Sollte Dir an Liebe fehlen,
solltest Du Dich langweilen,
brauchst Du einen zum Reden,
würde mich zu Dir eilen.
Solltest Du eine Schulter brauchen,
um Dich einfach auszuweinen,
brauchst Du etwas Aufmunterung,
ruf mich, ich werde erscheinen.
Der Baufritze
Am 25. November 2007 um 23:04 Uhr
Was für ein Versmaß ist das eigentlich: der vierstottrige Roibusch?
Am 26. November 2007 um 00:52 Uhr
Dichtung und Lyrik sind meines Ermessens nach zwei ziemlich unterschiedliche Begriffe.

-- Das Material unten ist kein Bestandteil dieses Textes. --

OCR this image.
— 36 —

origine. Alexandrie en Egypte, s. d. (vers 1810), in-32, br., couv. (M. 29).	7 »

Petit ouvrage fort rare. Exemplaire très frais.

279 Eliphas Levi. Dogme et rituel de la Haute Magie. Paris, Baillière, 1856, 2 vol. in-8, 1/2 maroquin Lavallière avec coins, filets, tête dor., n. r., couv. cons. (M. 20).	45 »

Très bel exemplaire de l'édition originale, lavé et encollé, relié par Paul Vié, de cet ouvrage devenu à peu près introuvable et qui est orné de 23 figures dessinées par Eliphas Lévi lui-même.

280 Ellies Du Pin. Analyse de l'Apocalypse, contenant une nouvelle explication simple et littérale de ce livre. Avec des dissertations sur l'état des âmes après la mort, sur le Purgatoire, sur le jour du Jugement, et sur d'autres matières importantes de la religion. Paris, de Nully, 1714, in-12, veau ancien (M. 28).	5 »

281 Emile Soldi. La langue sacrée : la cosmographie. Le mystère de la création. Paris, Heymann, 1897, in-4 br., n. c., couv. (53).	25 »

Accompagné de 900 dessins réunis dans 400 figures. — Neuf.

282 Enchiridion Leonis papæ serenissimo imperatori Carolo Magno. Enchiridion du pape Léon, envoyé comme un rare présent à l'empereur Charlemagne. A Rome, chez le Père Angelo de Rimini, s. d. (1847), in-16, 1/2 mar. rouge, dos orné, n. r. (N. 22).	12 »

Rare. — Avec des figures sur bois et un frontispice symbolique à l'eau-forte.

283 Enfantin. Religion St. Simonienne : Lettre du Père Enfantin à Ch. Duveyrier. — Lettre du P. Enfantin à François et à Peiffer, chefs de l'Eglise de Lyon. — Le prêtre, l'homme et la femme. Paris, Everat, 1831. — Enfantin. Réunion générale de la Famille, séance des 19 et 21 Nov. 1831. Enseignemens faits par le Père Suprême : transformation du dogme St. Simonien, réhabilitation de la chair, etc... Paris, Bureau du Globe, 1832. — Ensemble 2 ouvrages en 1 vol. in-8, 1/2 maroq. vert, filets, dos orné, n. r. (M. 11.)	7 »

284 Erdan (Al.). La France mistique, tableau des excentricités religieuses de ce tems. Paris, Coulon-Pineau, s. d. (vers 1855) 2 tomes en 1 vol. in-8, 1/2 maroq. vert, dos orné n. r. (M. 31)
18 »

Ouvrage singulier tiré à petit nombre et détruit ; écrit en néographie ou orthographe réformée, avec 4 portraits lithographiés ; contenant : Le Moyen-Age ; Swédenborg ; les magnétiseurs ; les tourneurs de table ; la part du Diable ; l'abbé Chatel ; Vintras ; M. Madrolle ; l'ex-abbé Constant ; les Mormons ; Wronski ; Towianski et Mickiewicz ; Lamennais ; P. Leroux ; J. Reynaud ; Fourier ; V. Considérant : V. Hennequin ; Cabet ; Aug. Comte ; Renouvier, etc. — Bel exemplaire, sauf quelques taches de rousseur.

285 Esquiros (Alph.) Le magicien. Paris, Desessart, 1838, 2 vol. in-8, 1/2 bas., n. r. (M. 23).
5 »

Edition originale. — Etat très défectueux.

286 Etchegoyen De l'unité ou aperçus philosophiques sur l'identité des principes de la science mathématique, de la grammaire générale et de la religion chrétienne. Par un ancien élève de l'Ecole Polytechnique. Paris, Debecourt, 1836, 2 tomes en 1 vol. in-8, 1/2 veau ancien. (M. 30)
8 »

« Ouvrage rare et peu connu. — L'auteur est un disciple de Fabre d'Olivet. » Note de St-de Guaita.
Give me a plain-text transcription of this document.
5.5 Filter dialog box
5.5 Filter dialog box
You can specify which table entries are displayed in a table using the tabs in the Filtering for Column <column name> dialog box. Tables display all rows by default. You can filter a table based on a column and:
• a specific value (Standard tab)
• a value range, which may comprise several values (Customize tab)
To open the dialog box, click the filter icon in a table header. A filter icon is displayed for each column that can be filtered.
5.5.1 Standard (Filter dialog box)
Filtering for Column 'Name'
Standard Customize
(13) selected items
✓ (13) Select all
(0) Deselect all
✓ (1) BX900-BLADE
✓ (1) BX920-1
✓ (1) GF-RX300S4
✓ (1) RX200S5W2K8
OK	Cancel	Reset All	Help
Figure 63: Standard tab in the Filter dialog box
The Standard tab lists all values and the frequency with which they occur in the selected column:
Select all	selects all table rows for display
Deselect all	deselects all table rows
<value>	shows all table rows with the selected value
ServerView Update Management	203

Es hat von jeher eine Sorte Lyrik gegeben, bei der die Frage nach dem Kunstwert wenig aussagekräftige Antworten liefert. Insofern möchte ich diese Verse Gebrauchslyrik nennen. Weiteren Fragen stellt sich sicherlich gerne auf Anfrage der Autor selbst.
Am 26. November 2007 um 02:47 Uhr
Der Reiz des Gedichts liegt gerade in seiner Formabweichung. Man muß es mehrmals lesen, um es zu verstehen. Die Form hindert nur im ersten Moment, beim zweiten Mal ist sie wunderbar. Eigentlich ist es kein Gedicht, eher ein “stummes Gebet”, ein Hilferuf in Gedanken gesprochen. Das Versmaß verdeutlicht hier besonders die Spontaneität des Gedanken, den fragilen Moment.
Am 26. November 2007 um 02:50 Uhr
@Dominik: Ich kann Dir nur zustimmen. Schön, dass nicht nur ich dieses “stumme Gebet” als eine Art (im doppelten Sinne des Wortes) Bereicherung meines sonntäglichen Gedichteturnus empfinde.